Les deux liaisons C=O sont polarisées (\(\delta^-\) sur chaque O, \(\delta^+\) sur C). Mais la molécule est linéaire et symétrique : les deux effets, opposés et de même intensité, se compensent.

La molécule \(CO_2\) est donc apolaire.

Les deux liaisons O–H sont polarisées (\(\delta^-\) sur O, \(\delta^+\) sur chaque H). La molécule étant coudée, les deux effets ne s'opposent pas : ils s'additionnent et donnent un côté plus négatif (l'oxygène) et un côté plus positif (les hydrogènes).

La molécule d'eau est donc polaire.

• (a) \(CH_4\) : liaisons C–H très peu polarisées et géométrie symétrique (tétraèdre) → molécule apolaire.
• (b) \(NH_3\) : liaisons N–H polarisées (N plus électronégatif) et géométrie pyramidale non symétrique → les effets ne se compensent pas → molécule polaire.
• (c) \(Cl_2\) : deux atomes identiques, liaison apolaire → molécule apolaire.

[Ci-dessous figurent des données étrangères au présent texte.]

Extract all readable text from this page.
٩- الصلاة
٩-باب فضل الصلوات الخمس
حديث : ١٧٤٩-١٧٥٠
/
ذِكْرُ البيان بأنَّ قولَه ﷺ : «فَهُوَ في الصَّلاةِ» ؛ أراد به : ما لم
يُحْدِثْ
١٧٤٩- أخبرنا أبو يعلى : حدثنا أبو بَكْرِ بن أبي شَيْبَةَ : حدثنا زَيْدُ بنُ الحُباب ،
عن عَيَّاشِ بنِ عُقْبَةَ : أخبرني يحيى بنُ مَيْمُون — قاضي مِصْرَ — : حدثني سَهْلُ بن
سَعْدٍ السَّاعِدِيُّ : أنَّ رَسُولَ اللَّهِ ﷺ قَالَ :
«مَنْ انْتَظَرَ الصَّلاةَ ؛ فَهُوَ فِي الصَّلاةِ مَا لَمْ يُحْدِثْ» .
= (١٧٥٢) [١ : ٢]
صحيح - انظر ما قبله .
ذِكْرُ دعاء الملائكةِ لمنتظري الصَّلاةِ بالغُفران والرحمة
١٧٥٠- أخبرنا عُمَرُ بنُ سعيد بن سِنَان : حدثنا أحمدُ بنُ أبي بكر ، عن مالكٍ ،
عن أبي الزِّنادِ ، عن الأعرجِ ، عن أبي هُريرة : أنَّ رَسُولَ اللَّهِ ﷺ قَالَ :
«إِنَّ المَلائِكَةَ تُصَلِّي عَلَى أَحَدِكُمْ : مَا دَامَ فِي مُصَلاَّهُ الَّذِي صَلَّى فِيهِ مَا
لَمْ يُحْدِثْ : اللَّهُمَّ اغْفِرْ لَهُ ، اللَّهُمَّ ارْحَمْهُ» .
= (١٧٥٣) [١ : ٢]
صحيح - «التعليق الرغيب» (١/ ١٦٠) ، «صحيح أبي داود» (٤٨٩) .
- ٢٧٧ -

• Interactions de Van der Waals : entre toutes les molécules (polaires comme apolaires) ; relativement faibles.
• Liaison hydrogène : lorsqu'un atome d'hydrogène est lié à un atome très électronégatif (O, N ou F) et interagit avec un O, N ou F voisin ; c'est l'interaction la plus forte des deux.

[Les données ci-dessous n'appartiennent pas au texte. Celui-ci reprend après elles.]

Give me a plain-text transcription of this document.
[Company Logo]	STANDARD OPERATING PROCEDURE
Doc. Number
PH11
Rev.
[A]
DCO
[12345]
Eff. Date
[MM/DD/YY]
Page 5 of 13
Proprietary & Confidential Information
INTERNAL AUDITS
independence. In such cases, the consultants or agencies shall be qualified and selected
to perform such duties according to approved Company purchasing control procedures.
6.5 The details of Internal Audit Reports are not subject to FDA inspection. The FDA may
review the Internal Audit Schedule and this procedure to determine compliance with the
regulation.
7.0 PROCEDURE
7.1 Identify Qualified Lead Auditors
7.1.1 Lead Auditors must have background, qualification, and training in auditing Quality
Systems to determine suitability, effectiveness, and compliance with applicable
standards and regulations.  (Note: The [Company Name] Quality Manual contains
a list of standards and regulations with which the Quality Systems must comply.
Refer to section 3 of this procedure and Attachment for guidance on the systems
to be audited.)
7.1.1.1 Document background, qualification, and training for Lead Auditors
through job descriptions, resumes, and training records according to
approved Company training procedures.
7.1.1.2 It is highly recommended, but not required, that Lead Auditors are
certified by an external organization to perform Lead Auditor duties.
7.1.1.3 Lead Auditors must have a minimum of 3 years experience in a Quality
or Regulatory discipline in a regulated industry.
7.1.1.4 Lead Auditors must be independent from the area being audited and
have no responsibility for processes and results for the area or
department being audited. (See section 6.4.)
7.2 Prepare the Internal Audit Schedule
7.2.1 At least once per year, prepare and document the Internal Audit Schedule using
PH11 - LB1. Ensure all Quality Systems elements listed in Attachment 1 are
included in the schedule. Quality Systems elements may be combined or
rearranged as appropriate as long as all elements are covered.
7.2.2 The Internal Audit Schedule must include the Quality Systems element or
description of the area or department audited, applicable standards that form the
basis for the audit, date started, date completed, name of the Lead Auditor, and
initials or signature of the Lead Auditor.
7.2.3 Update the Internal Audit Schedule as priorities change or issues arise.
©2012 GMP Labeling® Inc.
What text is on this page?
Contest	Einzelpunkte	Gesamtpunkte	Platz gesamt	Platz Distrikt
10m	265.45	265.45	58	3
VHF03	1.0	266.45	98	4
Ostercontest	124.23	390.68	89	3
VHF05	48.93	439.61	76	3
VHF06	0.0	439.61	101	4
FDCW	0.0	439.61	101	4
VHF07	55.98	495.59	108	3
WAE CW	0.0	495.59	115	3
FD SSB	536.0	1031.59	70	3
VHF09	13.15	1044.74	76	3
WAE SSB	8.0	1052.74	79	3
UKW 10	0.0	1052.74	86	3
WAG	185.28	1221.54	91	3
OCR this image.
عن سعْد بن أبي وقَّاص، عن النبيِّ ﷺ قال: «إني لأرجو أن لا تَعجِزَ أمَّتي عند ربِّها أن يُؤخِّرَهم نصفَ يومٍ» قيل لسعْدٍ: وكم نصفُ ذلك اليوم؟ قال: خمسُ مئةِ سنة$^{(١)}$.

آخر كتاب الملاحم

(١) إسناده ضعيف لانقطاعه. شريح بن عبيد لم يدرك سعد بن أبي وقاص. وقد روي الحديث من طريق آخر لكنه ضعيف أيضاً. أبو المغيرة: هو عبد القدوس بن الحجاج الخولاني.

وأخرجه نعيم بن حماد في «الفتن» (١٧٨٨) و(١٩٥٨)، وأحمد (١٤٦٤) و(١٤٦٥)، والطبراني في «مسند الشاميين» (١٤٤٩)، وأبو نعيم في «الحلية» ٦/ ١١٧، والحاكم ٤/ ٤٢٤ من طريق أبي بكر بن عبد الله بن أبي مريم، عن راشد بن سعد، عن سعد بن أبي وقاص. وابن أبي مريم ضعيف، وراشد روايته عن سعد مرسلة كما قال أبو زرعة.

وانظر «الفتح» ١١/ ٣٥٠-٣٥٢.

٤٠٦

La liaison hydrogène nécessite un atome H lié à O, N ou F.

• (a) \(H_2O\) : H lié à O → oui, liaisons hydrogène possibles.
• (b) éthanol : groupe O–H → oui, liaisons hydrogène possibles.
• (c) \(CH_4\) : H lié uniquement à C (ni O, ni N, ni F) → non, seulement des interactions de Van der Waals.

Plus les interactions intermoléculaires sont fortes, plus il faut d'énergie (donc une température élevée) pour séparer les molécules et faire bouillir le liquide.

L'eau forme de nombreuses liaisons hydrogène (H lié à O), interactions fortes : sa température d'ébullition est élevée (100 °C). Le méthane \(CH_4\) ne fait que des interactions de Van der Waals faibles (pas de liaison hydrogène possible) : il bout à très basse température (−161 °C).

Le trait en pointillés représente une liaison hydrogène.

Elle s'établit entre un atome d'hydrogène (porteur d'un \(\delta^+\)) d'une molécule d'eau et l'atome d'oxygène (porteur d'un \(\delta^-\)) de la molécule voisine. C'est l'interaction qui explique la cohésion de l'eau liquide.

Un solvant dissout bien les espèces qui lui ressemblent : un solvant polaire dissout les espèces polaires et les composés ioniques ; un solvant apolaire dissout les espèces apolaires.

L'eau, solvant polaire, dissout donc bien le sel (ionique), le sucre (polaire), mais pas les graisses (apolaires).

D'après la règle « les semblables dissolvent les semblables », l'espèce apolaire \(I_2\) se dissout mieux dans un solvant apolaire.

Le diiode se dissout donc mieux dans le cyclohexane que dans l'eau.

L'eau est polaire : elle dissout les espèces polaires ou ioniques (hydrophiles), pas les espèces apolaires (hydrophobes).

• \(NaCl\) (ionique) : hydrophile — se dissout dans l'eau.
• Saccharose (polaire) : hydrophile — se dissout dans l'eau.
• Huile (apolaire) : hydrophobe — ne se dissout pas dans l'eau, reste en surface.

Le sel \(Na^+Cl^-\) est un composé ionique. Dans l'eau (solvant polaire), les molécules d'eau orientent leur \(\delta^-\) (sur l'oxygène) vers les ions \(Na^+\) et leur \(\delta^+\) (sur l'hydrogène) vers les ions \(Cl^-\) : les ions sont entourés et arrachés du cristal, le sel se dissout.

Dans l'huile (solvant apolaire), il n'y a pas de charges partielles capables de stabiliser les ions : le sel ne se dissout pas.